The group then marched one mile to the Legislative Building, where hundreds signed an 11-foot wooden "scroll" to endorse a 14-point action plan. The plan endorsed diverse concerns from expanding health care coverage to abolishing the death penalty and withdrawing U.S. troops from Iraq.
Barber said the General Assembly has forgotten about the needs of ordinary people who struggle to make ends meet and still face racial discrimination and disparities in education and housing.
"The best way for this house to work is to work for all people," Barber said.
The NAACP spearheaded what was called the "Historic Thousands on Jones Street" _ a reference to the Legislative Building's address. More than 60 organizations participated or endorsed the event, from black Masons, the Latino group El Pueblo, union organizers and the North Carolina Green and Socialist parties.

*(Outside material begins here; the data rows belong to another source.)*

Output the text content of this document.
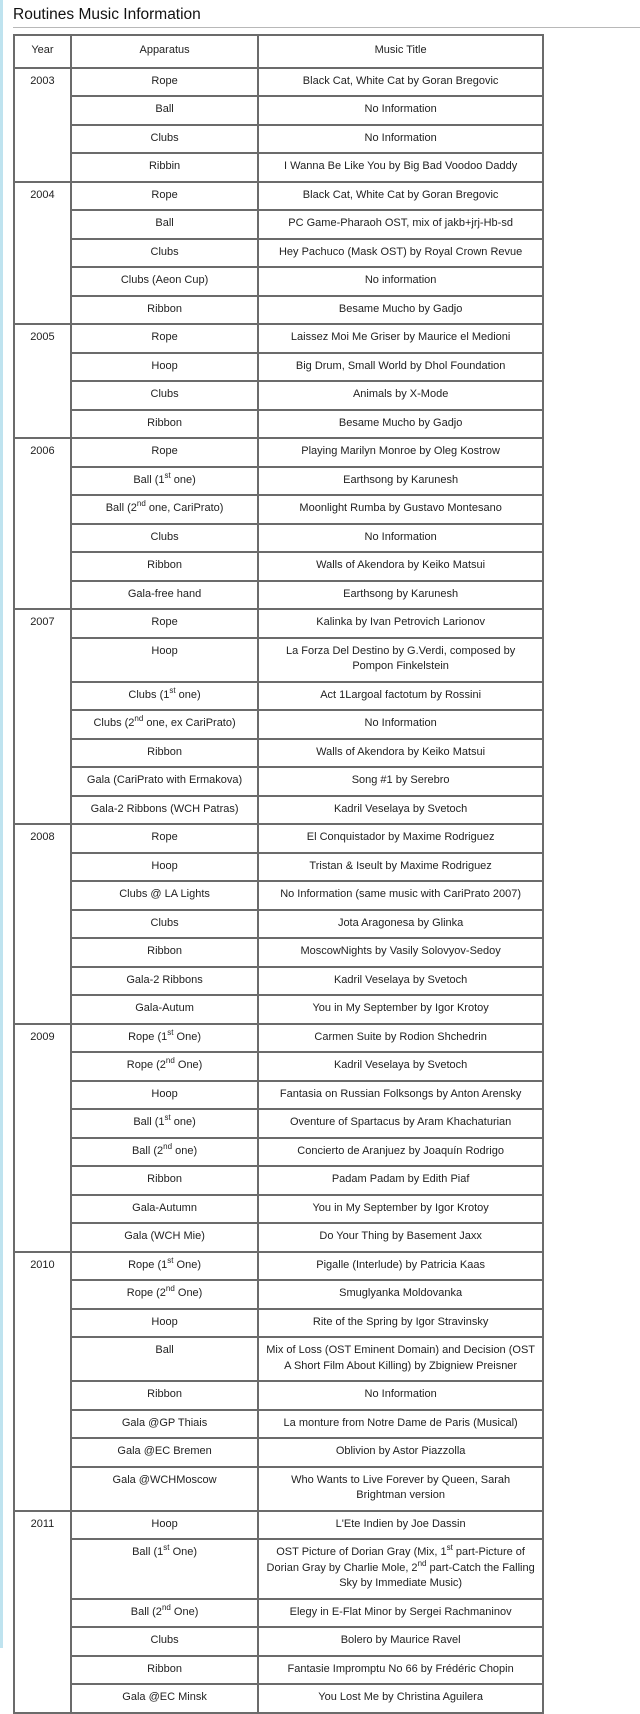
Routines Music Information
Year	Apparatus	Music Title
2003	Rope	Black Cat, White Cat by Goran Bregovic
	Ball	No Information
	Clubs	No Information
	Ribbin	I Wanna Be Like You by Big Bad Voodoo Daddy
2004	Rope	Black Cat, White Cat by Goran Bregovic
	Ball	PC Game-Pharaoh OST, mix of jakb+jrj-Hb-sd
	Clubs	Hey Pachuco (Mask OST) by Royal Crown Revue
	Clubs (Aeon Cup)	No information
	Ribbon	Besame Mucho by Gadjo
2005	Rope	Laissez Moi Me Griser by Maurice el Medioni
	Hoop	Big Drum, Small World by Dhol Foundation
	Clubs	Animals by X-Mode
	Ribbon	Besame Mucho by Gadjo
2006	Rope	Playing Marilyn Monroe by Oleg Kostrow
	Ball (1st one)	Earthsong by Karunesh
	Ball (2nd one, CariPrato)	Moonlight Rumba by Gustavo Montesano
	Clubs	No Information
	Ribbon	Walls of Akendora by Keiko Matsui
	Gala-free hand	Earthsong by Karunesh
2007	Rope	Kalinka by Ivan Petrovich Larionov
	Hoop	La Forza Del Destino by G.Verdi, composed by Pompon Finkelstein
	Clubs (1st one)	Act 1Largoal factotum by Rossini
	Clubs (2nd one, ex CariPrato)	No Information
	Ribbon	Walls of Akendora by Keiko Matsui
	Gala (CariPrato with Ermakova)	Song #1 by Serebro
	Gala-2 Ribbons (WCH Patras)	Kadril Veselaya by Svetoch
2008	Rope	El Conquistador by Maxime Rodriguez
	Hoop	Tristan & Iseult by Maxime Rodriguez
	Clubs @ LA Lights	No Information (same music with CariPrato 2007)
	Clubs	Jota Aragonesa by Glinka
	Ribbon	MoscowNights by Vasily Solovyov-Sedoy
	Gala-2 Ribbons	Kadril Veselaya by Svetoch
	Gala-Autum	You in My September by Igor Krotoy
2009	Rope (1st One)	Carmen Suite by Rodion Shchedrin
	Rope (2nd One)	Kadril Veselaya by Svetoch
	Hoop	Fantasia on Russian Folksongs by Anton Arensky
	Ball (1st one)	Oventure of Spartacus by Aram Khachaturian
	Ball (2nd one)	Concierto de Aranjuez by Joaquín Rodrigo
	Ribbon	Padam Padam by Edith Piaf
	Gala-Autumn	You in My September by Igor Krotoy
	Gala (WCH Mie)	Do Your Thing by Basement Jaxx
2010	Rope (1st One)	Pigalle (Interlude) by Patricia Kaas
	Rope (2nd One)	Smuglyanka Moldovanka
	Hoop	Rite of the Spring by Igor Stravinsky
	Ball	Mix of Loss (OST Eminent Domain) and Decision (OST A Short Film About Killing) by Zbigniew Preisner
	Ribbon	No Information
	Gala @GP Thiais	La monture from Notre Dame de Paris (Musical)
	Gala @EC Bremen	Oblivion by Astor Piazzolla
	Gala @WCHMoscow	Who Wants to Live Forever by Queen, Sarah Brightman version
2011	Hoop	L'Ete Indien by Joe Dassin
	Ball (1st One)	OST Picture of Dorian Gray (Mix, 1st part-Picture of Dorian Gray by Charlie Mole, 2nd part-Catch the Falling Sky by Immediate Music)
	Ball (2nd One)	Elegy in E-Flat Minor by Sergei Rachmaninov
	Clubs	Bolero by Maurice Ravel
	Ribbon	Fantasie Impromptu No 66 by Frédéric Chopin
	Gala @EC Minsk	You Lost Me by Christina Aguilera
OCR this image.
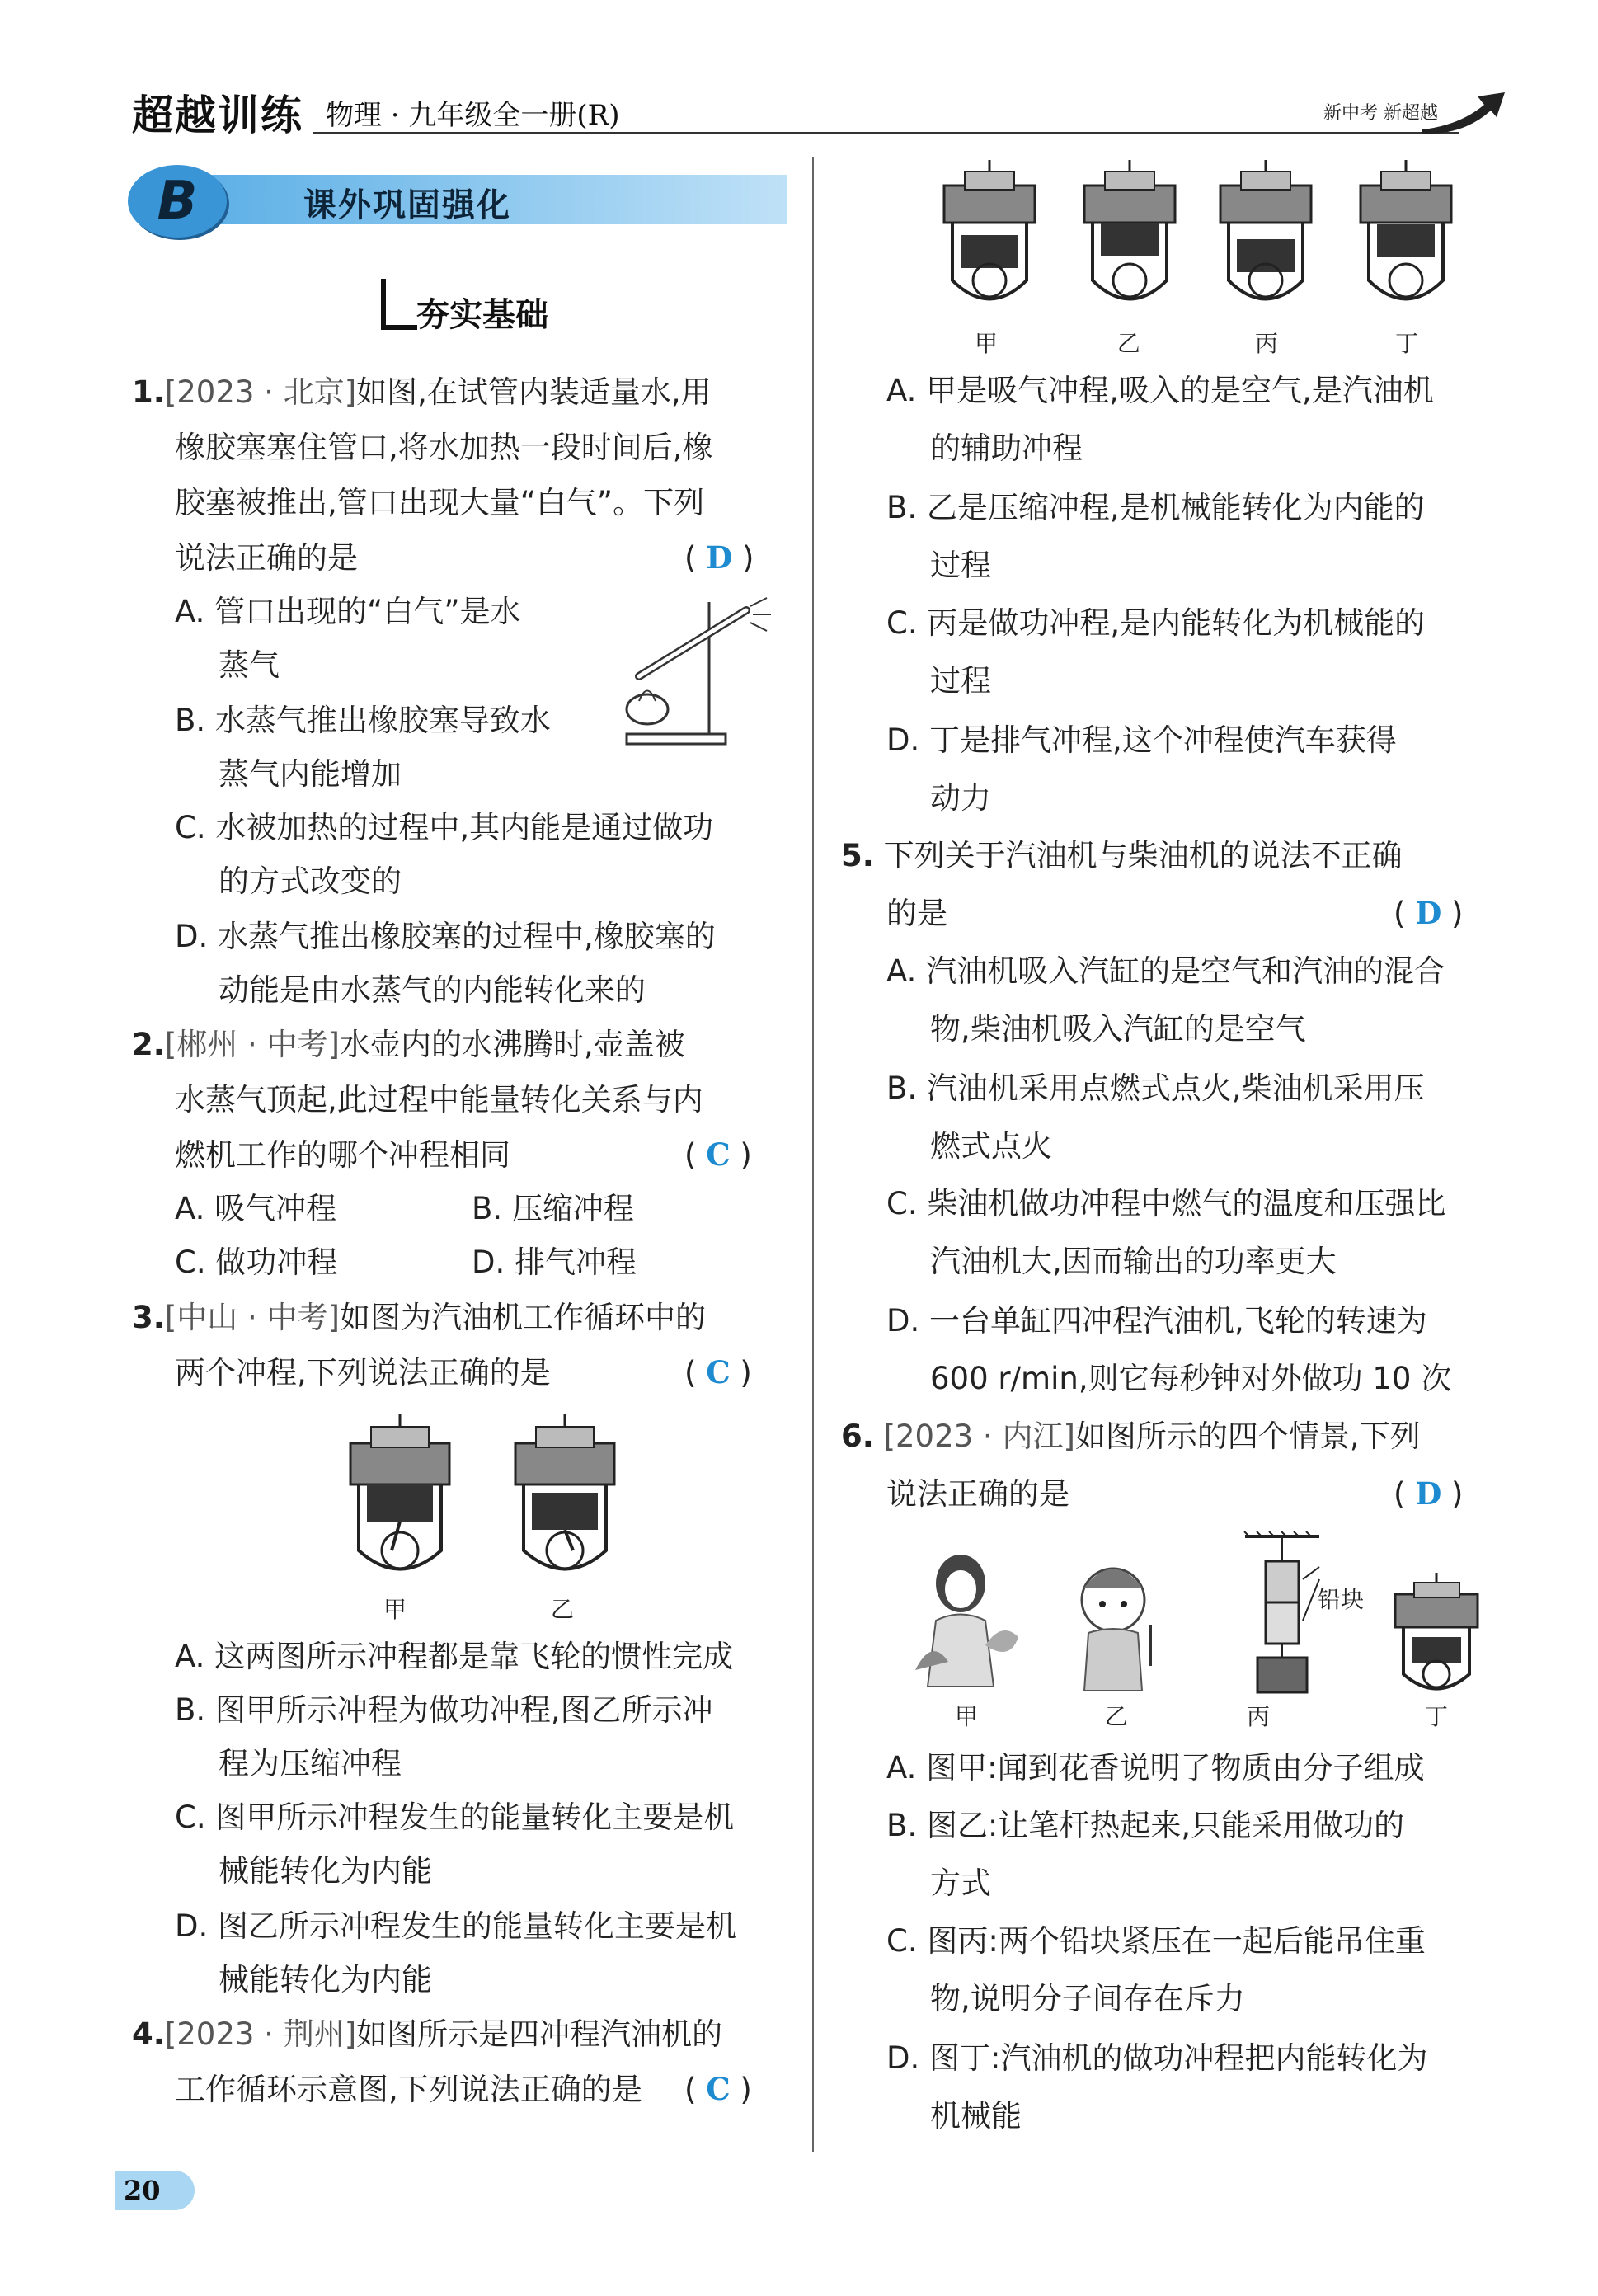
超越训练 物理 · 九年级全一册(R)	新中考 新超越
B	课外巩固强化
夯实基础
1.[2023 · 北京]如图,在试管内装适量水,用
橡胶塞塞住管口,将水加热一段时间后,橡
胶塞被推出,管口出现大量“白气”。下列
说法正确的是	( D )
A. 管口出现的“白气”是水
蒸气
B. 水蒸气推出橡胶塞导致水
蒸气内能增加
C. 水被加热的过程中,其内能是通过做功
的方式改变的
D. 水蒸气推出橡胶塞的过程中,橡胶塞的
动能是由水蒸气的内能转化来的
2.[郴州 · 中考]水壶内的水沸腾时,壶盖被
水蒸气顶起,此过程中能量转化关系与内
燃机工作的哪个冲程相同	( C )
A. 吸气冲程	B. 压缩冲程
C. 做功冲程	D. 排气冲程
3.[中山 · 中考]如图为汽油机工作循环中的
两个冲程,下列说法正确的是	( C )
甲	乙
A. 这两图所示冲程都是靠飞轮的惯性完成
B. 图甲所示冲程为做功冲程,图乙所示冲
程为压缩冲程
C. 图甲所示冲程发生的能量转化主要是机
械能转化为内能
D. 图乙所示冲程发生的能量转化主要是机
械能转化为内能
4.[2023 · 荆州]如图所示是四冲程汽油机的
工作循环示意图,下列说法正确的是 ( C )
甲	乙	丙	丁
A. 甲是吸气冲程,吸入的是空气,是汽油机
的辅助冲程
B. 乙是压缩冲程,是机械能转化为内能的
过程
C. 丙是做功冲程,是内能转化为机械能的
过程
D. 丁是排气冲程,这个冲程使汽车获得
动力
5. 下列关于汽油机与柴油机的说法不正确
的是	( D )
A. 汽油机吸入汽缸的是空气和汽油的混合
物,柴油机吸入汽缸的是空气
B. 汽油机采用点燃式点火,柴油机采用压
燃式点火
C. 柴油机做功冲程中燃气的温度和压强比
汽油机大,因而输出的功率更大
D. 一台单缸四冲程汽油机,飞轮的转速为
600 r/min,则它每秒钟对外做功 10 次
6. [2023 · 内江]如图所示的四个情景,下列
说法正确的是	( D )
铅块
甲	乙	丙	丁
A. 图甲:闻到花香说明了物质由分子组成
B. 图乙:让笔杆热起来,只能采用做功的
方式
C. 图丙:两个铅块紧压在一起后能吊住重
物,说明分子间存在斥力
D. 图丁:汽油机的做功冲程把内能转化为
机械能
20
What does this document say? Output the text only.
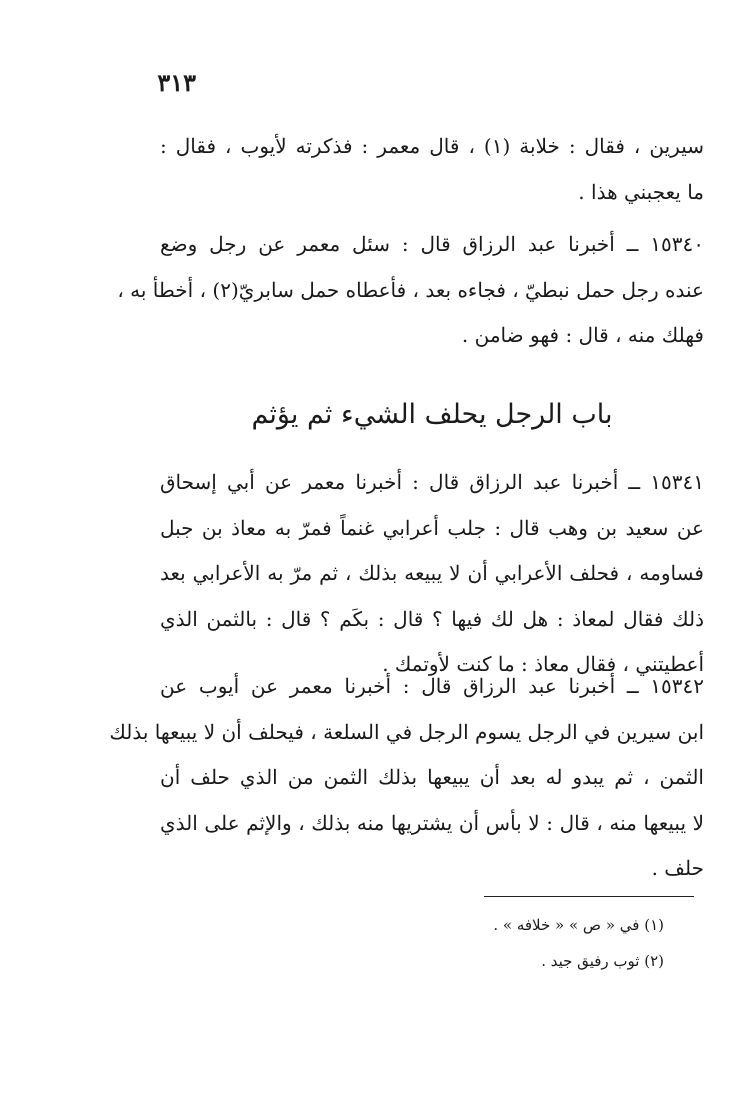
٣١٣
سيرين ، فقال : خلابة (١) ، قال معمر : فذكرته لأيوب ، فقال :
ما يعجبني هذا .
١٥٣٤٠ ــ أخبرنا عبد الرزاق قال : سئل معمر عن رجل وضع
عنده رجل حمل نبطيّ ، فجاءه بعد ، فأعطاه حمل سابريّ(٢) ، أخطأ به ،
فهلك منه ، قال : فهو ضامن .
باب الرجل يحلف الشيء ثم يؤثم
١٥٣٤١ ــ أخبرنا عبد الرزاق قال : أخبرنا معمر عن أبي إسحاق
عن سعيد بن وهب قال : جلب أعرابي غنماً فمرّ به معاذ بن جبل
فساومه ، فحلف الأعرابي أن لا يبيعه بذلك ، ثم مرّ به الأعرابي بعد
ذلك فقال لمعاذ : هل لك فيها ؟ قال : بكَم ؟ قال : بالثمن الذي
أعطيتني ، فقال معاذ : ما كنت لأوتمك .
١٥٣٤٢ ــ أخبرنا عبد الرزاق قال : أخبرنا معمر عن أيوب عن
ابن سيرين في الرجل يسوم الرجل في السلعة ، فيحلف أن لا يبيعها بذلك
الثمن ، ثم يبدو له بعد أن يبيعها بذلك الثمن من الذي حلف أن
لا يبيعها منه ، قال : لا بأس أن يشتريها منه بذلك ، والإثم على الذي
حلف .
(١) في « ص » « خلافه » .
(٢) ثوب رفيق جيد .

Veterans of the civil rights movement marched with young people and families pushing baby strollers. Rosalind Fuse-Hall, 49, of Durham, brought her 16-year-old daughter, Ifetoya, to the rally to show her that "our people have a history of rallying for change."
"You can make a difference," Fuse-Hall said.
The participants also backed an agenda that included more education money to comply with the Leandro school-funding lawsuit; create a "living wage" that would be several dollars more than the current minimum of $6.15 per hours; and give collective bargaining rights to government employees.
The General Assembly has little say over the war in Iraq, but some urged state lawmakers to pass resolutions asking Congress to bring U.S. troops home. They said the billions of dollars spent on the war could be used at home to education children or raising families out of poverty.
Al McSurely, a long-time civil rights lawyer from Chapel Hill and NAACP leader, said it was important to bring together the anti-war and anti-racism movements. He said Martin Luther King Jr. did the same late in his life as opposition to the Vietnam War grew.
Wendy Michener of Fayetteville, who held a "Stop the War" banner during the march, said it was good to see so many people speaking in unison.
"The more foot soldiers we have, the more we can work together," Michener said. "More people are getting involved. It make a lot of energy."
The rally was held with the General Assembly adjourned for the weekend so that more working people could attend. A lobbying day was scheduled March 28 so activists could meet with legislators and press for the agenda.
Hopes within North Carolina's progressive movement are higher this year after Democratic victories in the November elections and the rise of Rep. Joe Hackney, D-Orange, to House speaker. Hackney has backed liberal causes during his legislative career, including environmental protections and a moratorium on the death penalty.
Sen. Larry Shaw, D-Cumberland, said he believed that lawmakers could pass some of the 14 action items this year but was realistic that their work was only starting Saturday.
"This is not a one-day event," Shaw said. "This is a movement."